We would really have to be able to see your database schema to give real critique, but assuming no foreign keys, what you said is basically the best you can do.

SQLAlchemy really begins to shine when you have complicated relations going on however. For example, if you properly had foreign keys set, you could do something like the following.

# Assuming kanji is a tc.tableMeaningEN.kanji_id object
kanji_meaning = kanji.meanings

And that would return the meanings for the kanji as an array, without any further queries.

You can go quite deep with relationships, so I'm linking the documentation here. http://docs.sqlalchemy.org/en/latest/orm/relationships.html

EDIT: Actually, you don't need to manually join at all, SQLAlchemy will do it for you.

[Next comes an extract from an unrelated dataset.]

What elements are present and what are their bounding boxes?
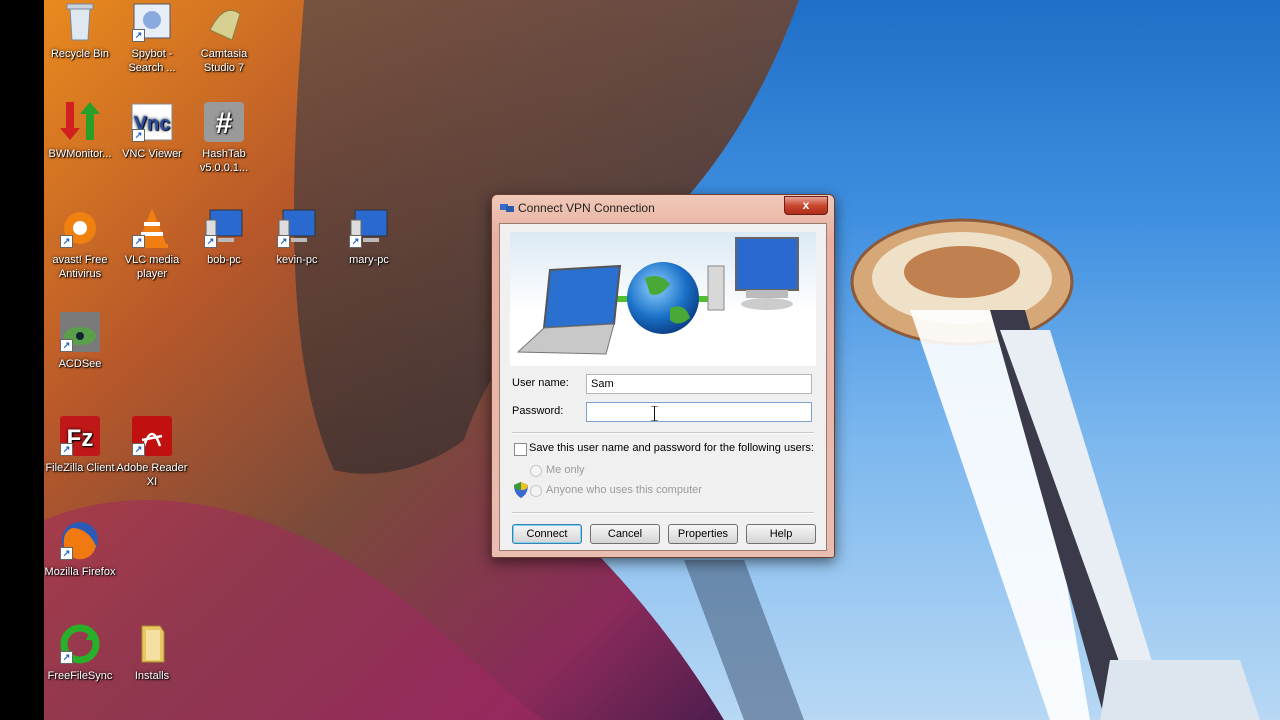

The case is wrong on your classes, but I'm not sure if SQLAlchemy is case sensitive there or not. If it works, then just move on.

If you query the a table (self.session.query(User).filter(User.username == self.name).first()) you should have an object of the table type (User here).

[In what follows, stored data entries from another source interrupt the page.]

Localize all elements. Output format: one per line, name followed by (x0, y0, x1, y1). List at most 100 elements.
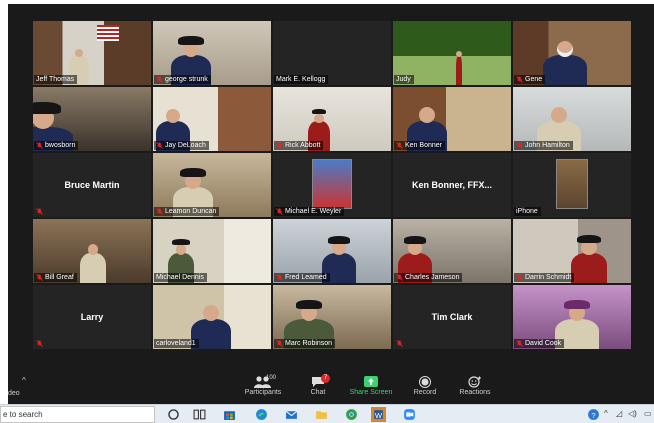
participant-name-tag (394, 214, 399, 216)
reactions-label: Reactions (459, 389, 491, 396)
participant-tile-rick[interactable]: Rick Abbott (273, 87, 391, 151)
participant-tile-larry[interactable]: Larry (33, 285, 151, 349)
reactions-icon (468, 376, 481, 388)
share-screen-icon (364, 376, 378, 387)
participant-name-tag: John Hamilton (514, 141, 573, 150)
participant-tile-leamon[interactable]: Leamon Duncan (153, 153, 271, 217)
participant-name: Rick Abbott (285, 142, 321, 149)
participant-tile-george[interactable]: george strunk (153, 21, 271, 85)
participant-name: Jay DeLoach (165, 142, 206, 149)
participant-tile-mark[interactable]: Mark E. Kellogg (273, 21, 391, 85)
participant-name: David Cook (525, 340, 562, 347)
participants-count: 100 (266, 375, 277, 381)
help-icon[interactable]: ? (586, 407, 601, 422)
participant-name-tag (394, 339, 406, 348)
participant-tile-kenb1[interactable]: Ken Bonner (393, 87, 511, 151)
participant-name: george strunk (165, 76, 208, 83)
participant-name-tag: David Cook (514, 339, 565, 348)
participant-name-tag: Charles Jameson (394, 273, 463, 282)
participant-name-center: Bruce Martin (64, 180, 120, 190)
participant-tile-gene[interactable]: Gene (513, 21, 631, 85)
participant-name-tag: Michael Dennis (154, 273, 207, 282)
person-body (80, 253, 106, 283)
participant-tile-jeff[interactable]: Jeff Thomas (33, 21, 151, 85)
word-icon[interactable]: W (371, 407, 386, 422)
flag (97, 25, 119, 41)
participant-tile-michaelw[interactable]: Michael E. Weyler (273, 153, 391, 217)
participant-name-center: Tim Clark (431, 312, 473, 322)
participant-tile-iphone[interactable]: iPhone (513, 153, 631, 217)
zoom-meeting-window: Jeff Thomas george strunk Mark E. Kellogg J… (8, 4, 654, 404)
participant-name: iPhone (516, 208, 538, 215)
participant-tile-kenb2[interactable]: Ken Bonner, FFX... (393, 153, 511, 217)
zoom-icon[interactable] (402, 407, 417, 422)
participant-name-tag: carloveland1 (154, 339, 199, 348)
participant-name-center: Ken Bonner, FFX... (411, 180, 492, 190)
mail-icon[interactable] (284, 407, 299, 422)
tricorn-hat (327, 235, 351, 244)
participant-tile-tim[interactable]: Tim Clark (393, 285, 511, 349)
participant-tile-david[interactable]: David Cook (513, 285, 631, 349)
svg-text:?: ? (591, 411, 595, 420)
task-view-icon[interactable] (192, 407, 207, 422)
volume-icon[interactable]: ◁) (628, 409, 637, 418)
person-body (456, 55, 462, 85)
taskbar-search-box[interactable]: e to search (0, 406, 155, 423)
participant-name: carloveland1 (156, 340, 196, 347)
participant-name-tag: Jay DeLoach (154, 141, 209, 150)
person-body (571, 253, 607, 283)
participant-tile-marc[interactable]: Marc Robinson (273, 285, 391, 349)
share-screen-button[interactable]: Share Screen (341, 375, 401, 396)
tray-chevron-icon[interactable]: ^ (604, 409, 608, 418)
participant-tile-bwosborn[interactable]: bwosborn (33, 87, 151, 151)
store-icon[interactable] (222, 407, 237, 422)
participant-tile-charles[interactable]: Charles Jameson (393, 219, 511, 283)
participant-name: Michael Dennis (156, 274, 204, 281)
reactions-button[interactable]: Reactions (445, 375, 505, 396)
chat-button[interactable]: 7 Chat (288, 374, 348, 396)
chrome-icon[interactable] (344, 407, 359, 422)
participant-tile-darrin[interactable]: Darrin Schmidt (513, 219, 631, 283)
muted-mic-icon (36, 142, 43, 149)
participant-name: Charles Jameson (405, 274, 460, 281)
search-placeholder: e to search (3, 410, 43, 419)
participant-name-tag: george strunk (154, 75, 211, 84)
profile-photo (556, 159, 588, 209)
muted-mic-icon (276, 274, 283, 281)
participant-tile-judy[interactable]: Judy (393, 21, 511, 85)
participant-tile-fred[interactable]: Fred Leamed (273, 219, 391, 283)
notifications-icon[interactable]: ▭ (644, 409, 652, 418)
participant-name-tag (34, 207, 46, 216)
file-explorer-icon[interactable] (314, 407, 329, 422)
edge-icon[interactable] (254, 407, 269, 422)
tricorn-hat (564, 300, 590, 309)
search-circle-icon[interactable] (166, 407, 181, 422)
record-icon (419, 376, 431, 388)
chat-unread-badge: 7 (321, 374, 330, 383)
participant-tile-carlo[interactable]: carloveland1 (153, 285, 271, 349)
participant-tile-bill[interactable]: Bill Greaf (33, 219, 151, 283)
person-head (314, 113, 324, 123)
gallery-grid: Jeff Thomas george strunk Mark E. Kellogg J… (33, 21, 631, 349)
participant-tile-jay[interactable]: Jay DeLoach (153, 87, 271, 151)
participant-tile-john[interactable]: John Hamilton (513, 87, 631, 151)
person-head (557, 41, 573, 57)
network-icon[interactable]: ◿ (616, 409, 622, 418)
participant-name-tag: bwosborn (34, 141, 79, 150)
participant-name-tag: iPhone (514, 207, 541, 216)
participant-name: Fred Leamed (285, 274, 327, 281)
video-label[interactable]: deo (8, 390, 20, 397)
participants-label: Participants (244, 389, 282, 396)
participant-name-tag: Michael E. Weyler (274, 207, 345, 216)
person-head (551, 107, 567, 123)
participant-tile-bruce[interactable]: Bruce Martin (33, 153, 151, 217)
participant-tile-michaeld[interactable]: Michael Dennis (153, 219, 271, 283)
video-options-caret-icon[interactable]: ^ (22, 376, 26, 385)
participant-name-tag: Rick Abbott (274, 141, 324, 150)
participant-name: Leamon Duncan (165, 208, 217, 215)
participant-name-tag: Mark E. Kellogg (274, 75, 329, 84)
participant-name-tag: Fred Leamed (274, 273, 330, 282)
participants-button[interactable]: 100 Participants (233, 375, 293, 396)
participant-name-tag: Judy (394, 75, 414, 84)
participant-name: Ken Bonner (405, 142, 442, 149)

So in your case, querying the TableKanji table alone will return an object of that type.

kanji_obj = session.query(TableKanji).filter(TableKanji.id == id).first()
# This will return an array of all meaning_ens that match the foreign key
meaning_arr = kanji_obj.meaning_en
# This will return a single meeting, just to show each member of the arr is of type TableMeaningEn
meaning_arr[0].meaning

I have a project made use of some of these features, hope it helps: https://github.com/ApolloFortyNine/SongSense Database declaration (with relationships): https://github.com/ApolloFortyNine/SongSense/blob/master/songsense/database.py Automatic joins: https://github.com/ApolloFortyNine/SongSense/blob/master/songsense/getfriend.py#L134

I really like my database structure, but as for the rest it's pretty awful. Hope it still helps though.